The cocaine was largely symbolic. Phenylethylamine (PEA), the chemical responsible for the swooning and feelings of adoration, is structurally similar to cocaine. However, when given the chance, many people choose cocaine over love. I wouldn’t say that’s a bad choice. The endorphins released during infatuation are similar to heroin. OxyContin, “the cuddling hormone,” most often found in new mothers and newlyweds, is like ecstasy; every touch tingles. I think I read that somewhere. Love exists in powder. Love exists in pills. We are all addicts.

My head is swirling when I pass her my hotel-room key, surreptitiously as if it were a promise. It’s passed like taking the new communion. I whisper for her to go wait for me there, and she does. It will be more than an hour before I even leave the bar, mostly because I like the idea of her sitting there, back in my room, bee-stung knees on the bed, waiting. Maybe she’ll go through my shit, take something. Maybe she’ll rethink it all and leave. I don’t care either way. My moral compass is spinning next to the magnet that is all of my desire.

When I finally get back to the room and open the door, she’s sitting there, just as I’d imagined. Knees locked, elbows sharp, the piercing in her chest jumping slightly. She’s nervous, doesn’t know whether to stand as I approach her. We don’t talk. My head is still whooshing, but everything’s slower now, sludgier. I push her back on the bed, kiss her neck, make my way down to that piercing. Her knees unlock. You can pretty much imagine what happens from there.

But now, she wants to talk, sitting up against the head-board, knees drawn tight, smoking that cigarette. This is her confessional. She explains how she ran away to LA or was addicted to OxyContin or something. It’s all the same to me—a f*cking red flag emblazoned with the words DO NOT BECOME EMOTIONALLY INVOLVED WITH ME, and this bed is barely big enough for my own baggage.
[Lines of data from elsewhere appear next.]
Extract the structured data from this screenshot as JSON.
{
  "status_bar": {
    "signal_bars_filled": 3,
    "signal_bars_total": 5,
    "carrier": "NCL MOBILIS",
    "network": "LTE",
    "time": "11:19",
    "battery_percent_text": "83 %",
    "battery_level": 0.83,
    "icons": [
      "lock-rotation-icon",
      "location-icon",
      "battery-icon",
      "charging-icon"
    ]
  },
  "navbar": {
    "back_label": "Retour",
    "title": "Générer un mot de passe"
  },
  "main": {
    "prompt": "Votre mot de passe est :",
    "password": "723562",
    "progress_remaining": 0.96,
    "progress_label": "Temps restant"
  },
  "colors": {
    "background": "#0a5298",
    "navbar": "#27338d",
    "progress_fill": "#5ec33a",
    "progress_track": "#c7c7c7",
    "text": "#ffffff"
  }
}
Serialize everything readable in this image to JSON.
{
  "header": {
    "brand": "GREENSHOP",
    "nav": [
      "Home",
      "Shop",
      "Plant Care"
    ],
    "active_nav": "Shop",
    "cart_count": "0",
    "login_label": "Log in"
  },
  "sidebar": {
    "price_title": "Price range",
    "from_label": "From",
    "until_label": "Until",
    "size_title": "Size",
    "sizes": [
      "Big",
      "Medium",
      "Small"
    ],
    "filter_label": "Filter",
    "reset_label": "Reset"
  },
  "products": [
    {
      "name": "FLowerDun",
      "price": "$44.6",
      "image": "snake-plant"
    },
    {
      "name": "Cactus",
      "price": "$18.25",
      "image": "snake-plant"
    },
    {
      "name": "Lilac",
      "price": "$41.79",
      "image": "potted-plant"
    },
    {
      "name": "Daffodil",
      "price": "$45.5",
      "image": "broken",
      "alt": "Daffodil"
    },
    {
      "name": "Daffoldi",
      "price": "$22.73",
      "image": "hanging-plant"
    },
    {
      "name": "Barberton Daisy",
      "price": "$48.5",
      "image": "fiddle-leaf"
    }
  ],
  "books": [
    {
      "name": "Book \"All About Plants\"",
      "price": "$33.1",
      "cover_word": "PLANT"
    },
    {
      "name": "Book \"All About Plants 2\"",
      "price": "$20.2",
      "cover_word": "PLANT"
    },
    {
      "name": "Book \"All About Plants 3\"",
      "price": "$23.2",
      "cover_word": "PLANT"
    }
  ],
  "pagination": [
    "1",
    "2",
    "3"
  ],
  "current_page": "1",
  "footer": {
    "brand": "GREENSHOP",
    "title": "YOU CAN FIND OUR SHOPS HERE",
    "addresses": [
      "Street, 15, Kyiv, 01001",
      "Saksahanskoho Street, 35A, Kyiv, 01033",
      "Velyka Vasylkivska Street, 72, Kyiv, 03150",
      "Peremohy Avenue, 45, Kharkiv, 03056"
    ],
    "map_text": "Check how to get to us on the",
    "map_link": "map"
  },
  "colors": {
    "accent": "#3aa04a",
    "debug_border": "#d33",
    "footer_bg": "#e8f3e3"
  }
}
I ask her about her family because it seems to be the kind of question I am expected to ask. She tells me her mother is “a French whore.” She says this as she’s stubbing out her cigarette, showing the tattoo on her lower back. I don’t know how I didn’t notice it before. It’s something written in French, in dagger-sharp script. I laugh, she doesn’t.

“No, seriously, my mom is a f*cking French whore,” she says, looking at me with wide eyes, searching for some kind of response. She has rehearsed this, delivered that line in front of a mirror while she put on lipstick. I hate her. I don’t know what she wants from me, so I just roll back over, feign sleep again. She sits there for what feels like an hour, knees up against her chest piercing, then she turns out the light. I don’t know if she’s asleep, but I hear her breathing in short, little sighs. I imagine her chest piercing rising and falling, like ancient Roman empires. I think about her mother, the French whore, who probably isn’t anything of the sort. At least I hope she’s not.

In the morning, as she’s leaving, I get another look at the tattoo on her back. It reads JUSTE COMME MOI. Hours later, riding to somewhere else, I look up the translation. It means “just like me.”